RN Nuzlocke Y - Capítulo 2: Companhia

RECINTO NERD NUZLOCKE - Y - 
CAPÍTULO 2: COMPANHIA

 O trio andava pelo Caminho de Vaniville, uma rota em linha reta, cercada de flores e árvores altas, perfumando o ar à volta. Calem e Shauna iam na frente, conversando de forma efusiva, enquanto Kari andava um pouco mais atrás. A garota estava distraída, com os olhos desfocados e expressão cabisbaixa, e demorou um pouco até perceber que estava sendo chamada.

 - Kari... Kari! - A voz de Shauna a fez estancar, piscando os olhos com força, como se tivesse acabado de acordar.

 - O-o que foi? - Perguntou ela. Os dois estavam parados a sua frente, encarando-a de forma preocupada.

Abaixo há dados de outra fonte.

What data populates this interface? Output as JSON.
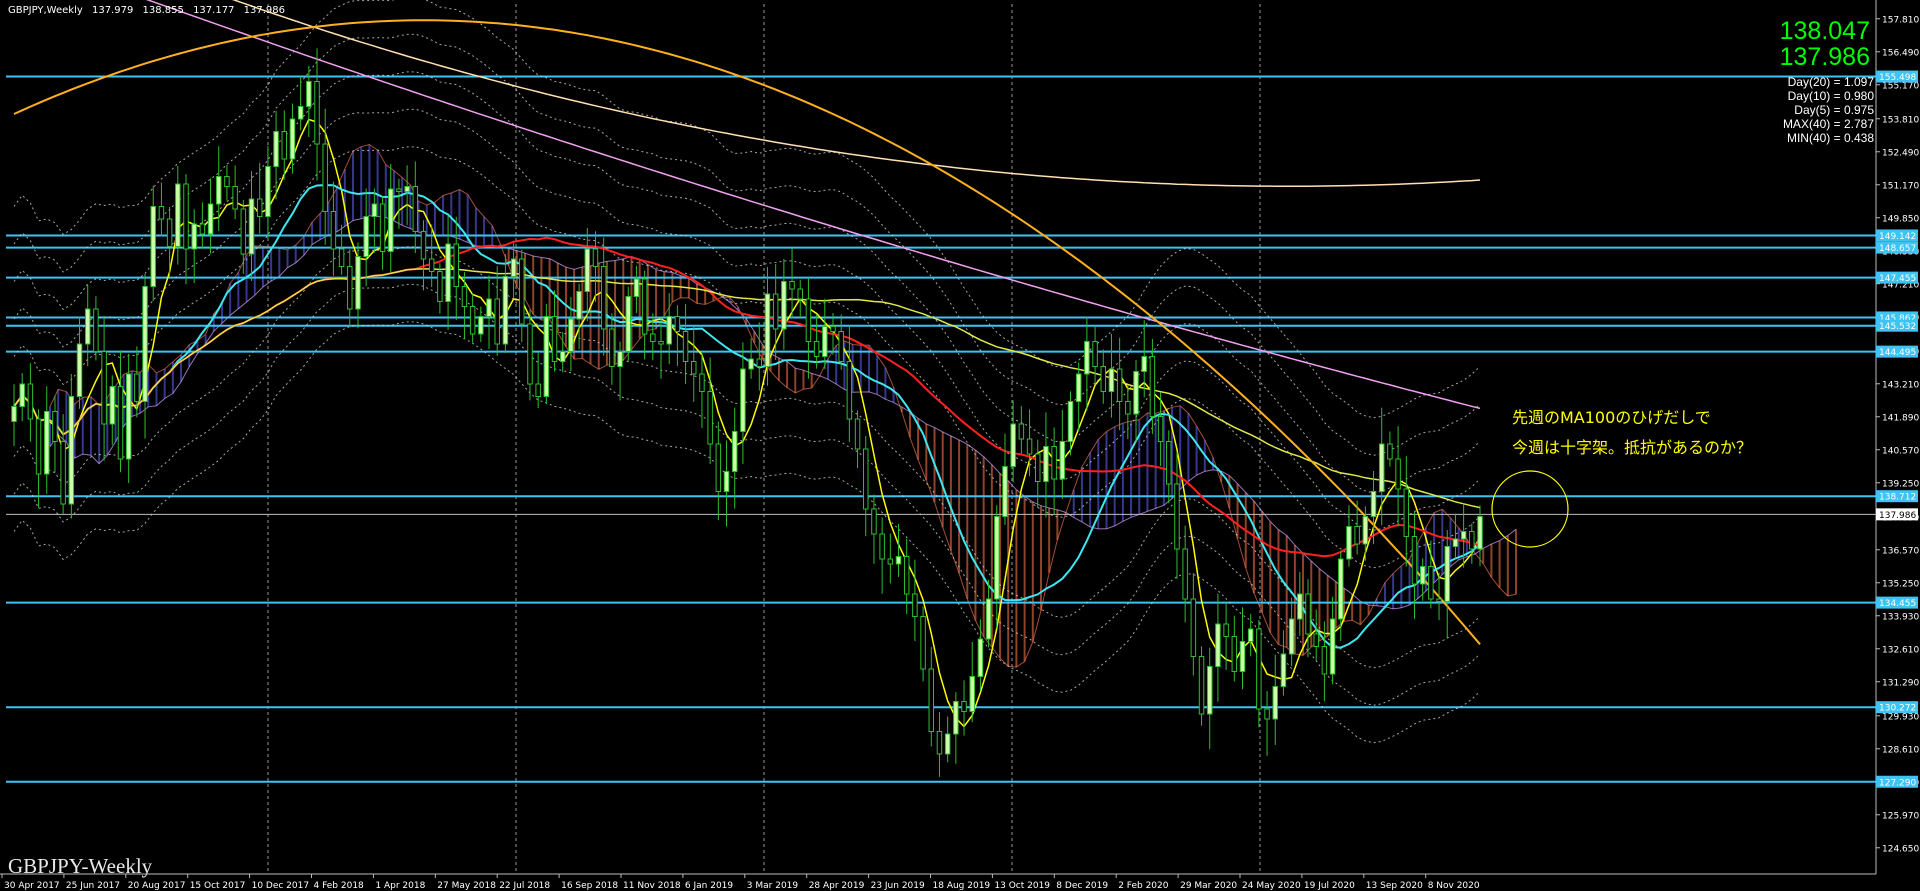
{
  "header": {
    "symbol": "GBPJPY,Weekly",
    "open": "137.979",
    "high": "138.855",
    "low": "137.177",
    "close": "137.986"
  },
  "quote": {
    "bid": "138.047",
    "ask": "137.986"
  },
  "stats": [
    "Day(20) = 1.097",
    "Day(10) = 0.980",
    "Day(5) = 0.975",
    "MAX(40) = 2.787",
    "MIN(40) = 0.438"
  ],
  "annotation": {
    "line1": "先週のMA100のひげだしで",
    "line2": "今週は十字架。抵抗があるのか？"
  },
  "watermark": "GBPJPY-Weekly",
  "colors": {
    "background": "#000000",
    "grid": "#9a9a9a",
    "bull_candle": "#ccffaa",
    "wick": "#2fbf2f",
    "level_line": "#3ec3f3",
    "ma_fast": "#ffff00",
    "ma_20": "#3ee6f0",
    "ma_50": "#ff2020",
    "ma_100": "#dfe84a",
    "ma_200": "#f0a0f0",
    "ma_300": "#ffe0b0",
    "ma_orange": "#ffb020",
    "cloud_red": "#c05a3a",
    "cloud_blue": "#4a4ac0",
    "annotation_text": "#ffff00",
    "quote_text": "#00ff00"
  },
  "chart_data": {
    "type": "candlestick",
    "ylim": [
      123.6,
      158.4
    ],
    "y_ticks": [
      "157.810",
      "156.490",
      "155.170",
      "153.810",
      "152.490",
      "151.170",
      "149.850",
      "148.530",
      "147.210",
      "145.890",
      "144.530",
      "143.210",
      "141.890",
      "140.570",
      "139.250",
      "137.890",
      "136.570",
      "135.250",
      "133.930",
      "132.610",
      "131.290",
      "129.930",
      "128.610",
      "127.290",
      "125.970",
      "124.650",
      "123.330"
    ],
    "x_ticks": [
      "30 Apr 2017",
      "25 Jun 2017",
      "20 Aug 2017",
      "15 Oct 2017",
      "10 Dec 2017",
      "4 Feb 2018",
      "1 Apr 2018",
      "27 May 2018",
      "22 Jul 2018",
      "16 Sep 2018",
      "11 Nov 2018",
      "6 Jan 2019",
      "3 Mar 2019",
      "28 Apr 2019",
      "23 Jun 2019",
      "18 Aug 2019",
      "13 Oct 2019",
      "8 Dec 2019",
      "2 Feb 2020",
      "29 Mar 2020",
      "24 May 2020",
      "19 Jul 2020",
      "13 Sep 2020",
      "8 Nov 2020"
    ],
    "levels": [
      {
        "label": "155.498",
        "value": 155.498
      },
      {
        "label": "149.142",
        "value": 149.142
      },
      {
        "label": "148.657",
        "value": 148.657
      },
      {
        "label": "147.455",
        "value": 147.455
      },
      {
        "label": "145.862",
        "value": 145.862
      },
      {
        "label": "145.532",
        "value": 145.532
      },
      {
        "label": "144.495",
        "value": 144.495
      },
      {
        "label": "138.712",
        "value": 138.712
      },
      {
        "label": "134.455",
        "value": 134.455
      },
      {
        "label": "130.272",
        "value": 130.272
      },
      {
        "label": "127.290",
        "value": 127.29
      }
    ],
    "current_price": {
      "label": "137.986",
      "value": 137.986
    },
    "close_series": [
      142.3,
      143.2,
      141.8,
      139.6,
      142.1,
      140.9,
      138.4,
      142.7,
      144.8,
      146.2,
      144.5,
      141.6,
      143.1,
      140.2,
      143.6,
      142.5,
      147.1,
      150.3,
      149.8,
      148.7,
      151.2,
      148.6,
      149.6,
      149.2,
      150.4,
      151.5,
      151.1,
      150.2,
      148.4,
      150.6,
      149.9,
      151.9,
      153.3,
      152.2,
      153.8,
      154.3,
      155.3,
      152.8,
      150.1,
      148.6,
      147.9,
      146.2,
      148.3,
      149.9,
      150.4,
      148.5,
      151.0,
      150.9,
      151.1,
      149.3,
      148.2,
      147.7,
      146.5,
      148.8,
      147.1,
      146.3,
      145.2,
      145.9,
      146.6,
      144.8,
      147.5,
      148.2,
      145.6,
      143.2,
      142.7,
      145.9,
      144.1,
      144.5,
      145.8,
      146.9,
      148.6,
      147.9,
      145.4,
      143.9,
      144.5,
      146.7,
      147.4,
      145.2,
      144.9,
      144.8,
      145.9,
      145.3,
      144.1,
      143.6,
      142.9,
      140.8,
      138.9,
      139.7,
      141.3,
      143.8,
      144.2,
      143.9,
      146.8,
      145.4,
      147.3,
      147.0,
      146.6,
      144.9,
      144.3,
      145.5,
      145.3,
      144.1,
      141.8,
      140.6,
      138.2,
      137.2,
      136.2,
      136.0,
      136.3,
      134.8,
      133.9,
      131.8,
      129.3,
      128.4,
      129.2,
      130.5,
      130.1,
      131.5,
      133.0,
      134.6,
      137.9,
      139.9,
      141.6,
      141.0,
      140.4,
      139.3,
      140.7,
      139.4,
      140.9,
      142.5,
      143.6,
      144.9,
      143.9,
      142.9,
      143.8,
      142.5,
      142.0,
      143.7,
      144.3,
      141.9,
      140.9,
      139.2,
      136.6,
      134.6,
      132.3,
      130.0,
      131.9,
      133.6,
      133.1,
      131.7,
      132.9,
      133.4,
      130.2,
      129.8,
      131.1,
      132.4,
      133.8,
      134.8,
      133.2,
      132.7,
      131.6,
      133.8,
      136.2,
      137.5,
      136.8,
      137.9,
      138.9,
      140.8,
      140.2,
      139.0,
      137.1,
      135.2,
      135.9,
      134.6,
      134.5,
      136.7,
      137.0,
      137.3,
      136.6,
      137.9
    ]
  }
}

 - Você... você está bem? - Ela olhou para Calem, e pelo visto estavam conversando sobre a garota. -  Digo, sobre a amnésia e tal... - Disse Shauna, diminuindo a voz conforme falava. Calem não tirou os olhos de Kari, mas a preocupação pareceu genuína.

 - Eu... eu não sei. - De fato, se sentia horrível. Sua mente era um espaço predominantemente branco, e mesmo as partes preenchidas não ofereciam a ela nenhuma resposta, apenas perguntas sobre como vieram parar ali. Sentia como se estivesse em um sonho, e toda vez que tentava reafirmar a realidade, sentia um pavor terrível. Não sabia onde estava nem quem era. Não possuía uma identidade. No entanto, não se sentia à vontade de compartilhar isso com os outros dois.

 - Ei, não se preocupe. - Disse Shauna de forma doce, parecendo adivinhar o que se passava através da expressão de Kari. - Tenho certeza de que você vai recuperar sua memória. É apenas uma questão de tempo. - Ela parecia genuinamente preocupada, percebeu Kari. Com isso, aliviou um pouco as feições.

 - Além do mais... - Começou Calem. - Nós dois vamos estar aqui para qualquer coisa que precisar. - Ele sorriu, e Kari se sentiu obrigada a retribuir o sorriso. Se sentindo um pouco mais leve, acompanhou os dois até finalmente chegarem a Aquacorde.

 Aquacorde era uma cidade pequena, e transpirava uma sensação de imensa tranquilidade. O chão, até onde Kari conseguia enxergar, era ladrilhado e composto de cores simples, assim como as casas e outros edifícios. Havia também uma grande fonte, visível até mesmo do inicio da cidade, assim como um rio ao norte, completo com uma ponte de pedra por cima.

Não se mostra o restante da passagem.